Se poi, come qualche commentatore ha insinuato, le Olimpiadi servono per aumentare il flusso turistico, Roma è certamente uno dei pochi posti al mondo a poter fare a meno di qualsivoglia evento: capitale dell’arte e della storia, oltre che della cristianità, non ha certo bisogno delle Olimpiadi per farsi visitare dai turisti di tutto il mondo.

Ovviamente ora la decisione della sindaca dovrà essere ratificata da un voto del Consiglio comunale, che dovrà votare un provvedimento che annulli la precedente delibera della giunta Marino che aveva dato parere favorevole alla candidatura di Roma per le Olimpiadi. Sono abbastanza fuori luogo le minacce di richiesta di rimborso da parte del CONI nei confronti di Roma; si tratta di pura fantasìa, sono fendenti a vuoto.

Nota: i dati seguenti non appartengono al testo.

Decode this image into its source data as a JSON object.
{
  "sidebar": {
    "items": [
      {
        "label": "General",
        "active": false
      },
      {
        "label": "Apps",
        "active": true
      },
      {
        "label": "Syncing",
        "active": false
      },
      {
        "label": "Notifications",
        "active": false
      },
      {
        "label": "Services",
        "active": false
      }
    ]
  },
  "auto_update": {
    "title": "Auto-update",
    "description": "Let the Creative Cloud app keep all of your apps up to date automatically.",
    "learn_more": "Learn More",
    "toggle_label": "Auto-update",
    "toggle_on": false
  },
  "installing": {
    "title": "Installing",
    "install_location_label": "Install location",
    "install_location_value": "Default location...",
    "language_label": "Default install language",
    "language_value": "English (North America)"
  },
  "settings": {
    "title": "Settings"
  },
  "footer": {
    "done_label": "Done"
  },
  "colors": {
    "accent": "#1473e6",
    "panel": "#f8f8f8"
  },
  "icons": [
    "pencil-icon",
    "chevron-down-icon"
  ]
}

Sarebbe piuttosto opportuno che le pressioni che la lobby del mattone esercita sulla città con minacce, promesse, finti sondaggi ed autentico livore, trovasse un suo contenimento. Anche chi non vedrebbe nulla di sbagliato nell’ospitare le Olimpiadi, infatti, comincia a interpretare in maniera maliziosa tanta agitazione e i suoi riflessi condizionati che si possono notare, ad esempio, anche nelle difficoltà a reperire competenze disponibili per la giunta capitolina.

I cittadini romani sono alle prese con questioni decisamente più gravi relativi al funzionamento della Capitale. Chiedono interventi rapidi che tirino fuori la città dal collasso. E magari pensano che le olimpiadi, per godersele, non c’è bisogno per forza di ospitarle.